My Forever Valentine

I've been back home, in Brisbane, Australia, for a couple of days now.  As it seems to go with most vacations, it's so good to go away and then it's so good to get home.  Getting off the plane after the 13-hour flight from LA and walking in to the arms of my wonderful parents, who came to town to collect me from the airport, was a good feeling.  I had a wonderful time, both in New York exploring a new city, and at Camp Widow.  But I felt ready to get back to my bubble.

 

valentine.jpgIt was emotional to come home.  I was very tired and jet-lagged, I had missed my family, my friends, my house and was happy to be reunited with them.  I had missed my routine and the little world I've built for myself since Dan died.  But returning home, I missed my widowed friends and the safe little world that exists when I'm around them.  I felt lifted by the people I met at Camp Widow, the wonderful spirit of the weekend, the bravery of the men and women I met. 
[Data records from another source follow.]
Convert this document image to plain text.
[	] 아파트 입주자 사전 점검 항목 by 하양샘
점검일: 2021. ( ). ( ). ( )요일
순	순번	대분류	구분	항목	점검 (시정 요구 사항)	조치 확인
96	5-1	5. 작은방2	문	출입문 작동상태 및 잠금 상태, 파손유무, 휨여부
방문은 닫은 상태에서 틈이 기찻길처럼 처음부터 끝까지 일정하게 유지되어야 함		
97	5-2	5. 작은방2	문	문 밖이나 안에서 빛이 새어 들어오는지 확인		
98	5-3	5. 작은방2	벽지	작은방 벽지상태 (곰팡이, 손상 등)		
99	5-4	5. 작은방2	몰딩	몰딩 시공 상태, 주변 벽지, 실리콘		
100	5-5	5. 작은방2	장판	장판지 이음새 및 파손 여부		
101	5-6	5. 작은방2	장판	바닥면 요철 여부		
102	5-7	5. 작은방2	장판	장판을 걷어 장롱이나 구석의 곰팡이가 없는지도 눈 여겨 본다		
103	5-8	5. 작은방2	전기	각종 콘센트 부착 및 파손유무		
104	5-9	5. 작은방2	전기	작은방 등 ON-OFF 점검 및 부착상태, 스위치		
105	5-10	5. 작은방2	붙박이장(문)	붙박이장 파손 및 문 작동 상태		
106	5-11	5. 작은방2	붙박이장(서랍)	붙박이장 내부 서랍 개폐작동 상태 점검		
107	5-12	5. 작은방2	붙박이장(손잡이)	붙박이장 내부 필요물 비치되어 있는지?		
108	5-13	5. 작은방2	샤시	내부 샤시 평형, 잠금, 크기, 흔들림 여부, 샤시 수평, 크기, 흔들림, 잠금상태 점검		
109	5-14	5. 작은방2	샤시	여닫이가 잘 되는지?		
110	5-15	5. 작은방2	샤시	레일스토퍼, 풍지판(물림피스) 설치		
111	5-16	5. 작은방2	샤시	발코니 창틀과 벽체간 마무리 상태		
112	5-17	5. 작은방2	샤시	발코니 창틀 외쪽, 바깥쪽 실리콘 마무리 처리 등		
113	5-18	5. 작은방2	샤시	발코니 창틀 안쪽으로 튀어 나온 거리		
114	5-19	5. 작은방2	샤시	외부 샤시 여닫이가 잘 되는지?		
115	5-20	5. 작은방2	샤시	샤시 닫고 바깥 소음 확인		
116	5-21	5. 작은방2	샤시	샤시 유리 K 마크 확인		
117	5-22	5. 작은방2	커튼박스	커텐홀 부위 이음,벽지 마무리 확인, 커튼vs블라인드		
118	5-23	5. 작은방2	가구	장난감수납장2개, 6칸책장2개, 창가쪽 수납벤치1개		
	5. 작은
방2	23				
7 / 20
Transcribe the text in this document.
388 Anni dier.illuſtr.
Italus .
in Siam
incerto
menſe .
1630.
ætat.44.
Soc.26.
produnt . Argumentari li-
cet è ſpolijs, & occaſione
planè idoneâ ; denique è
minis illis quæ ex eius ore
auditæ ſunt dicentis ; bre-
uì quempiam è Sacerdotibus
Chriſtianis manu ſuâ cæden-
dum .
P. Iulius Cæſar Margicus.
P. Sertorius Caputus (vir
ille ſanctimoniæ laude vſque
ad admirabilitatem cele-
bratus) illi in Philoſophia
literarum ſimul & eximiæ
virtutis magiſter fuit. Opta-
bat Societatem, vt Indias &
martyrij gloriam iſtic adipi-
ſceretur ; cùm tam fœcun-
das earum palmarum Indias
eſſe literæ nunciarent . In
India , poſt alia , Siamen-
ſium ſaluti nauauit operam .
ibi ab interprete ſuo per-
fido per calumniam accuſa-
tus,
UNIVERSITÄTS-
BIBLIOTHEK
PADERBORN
You'd think that a conference for widowed people would be a pretty miserable event, but it's actually so uplifting and fun. Everyone is full of camaraderie, there is constant laughter and hugs and celebration of love. To meet people who have been through the darkest of times and can still find light in their lives is indescribable. My widows are some of my favourite people in the world.

 

So I have felt like I'm in a strange place... floating between wanting to run back to widow-land and wanting to re-enter my real life. 

 

And then, smack bang in the middle of all of that, we have Valentine's day today.  Bleugh.  What a crappy day this is for us.  I have been lucky enough to have avoided most of the commercials and hype because I've been travelling, and THANK GOD it fell on a Saturday this year, so we were spared the parade of flower deliveries throughout the work place.  But still, here it is.  

 

When I woke this morning, on Valentines day (in Australia, we're 18 hours ahead of Los Angeles, so I write this on Saturday afternoon to be published in the USA by midnight Friday), I immediately started missing Dan.  I pulled out our old cards and read the beautiful messages we had written each other.  We were not yet married, on our last Valentine's day together, so they were all full of hope and excitement about how we couldn't wait to be husband and wife that coming June (he died six weeks after our wedding), and how we were so blessed to have each other.  

 

Of course the tears fell.  I couldn't lay around in bed and cry for too long though, because I had booked a hair appointment for 8am and had errands to run.  

 

As I went about my day, I kept thinking about Dan, and this stupid day, and what I was missing out on because he wasn't here.  And I realised something.  Yes I was missing my husband today... but do you know what?  I realised, I wasn't missing his love.  Because it was still all around me.  

 

It hadn't gone away.  The words he wrote in his cards still held the same meaning today, as they did two years ago.  I was still the most important thing in his life.  The gratefulness that he felt at coming home to me every night was still real.  I was his eternal love story. We are Forever Valentines.

 

It's hard to explain and didn't even make a lot of sense in my own head, but I actually felt like I could feel a warmth around me, almost like a full body hug that enveloped my whole being.  I was still carrying his love with me today, even though he's been gone 18 months. 

 

The gifts that he brought to my life are still here and will be with me forever.  The person I am today is because he loved me.  

 

Maybe this realisation was partly because of the inspiring messages I received at Camp Widow.  Actually, I think this had a LOT to do with it.  But I also feel like maybe I am growing.  Maybe I am moving through my grief, so that in this moment I was able to see past the pain and the agony at being separated from him and see some of the joy that is still here, because of the time we got together. 

 

It's an incredible feeling when you can see this growth in yourself.  It's a bit scary, and I almost still don't fully believe it is possible.  But it's nice.  It's a relief.  And I know Dan would be proud of me.  Because I'm proud of myself.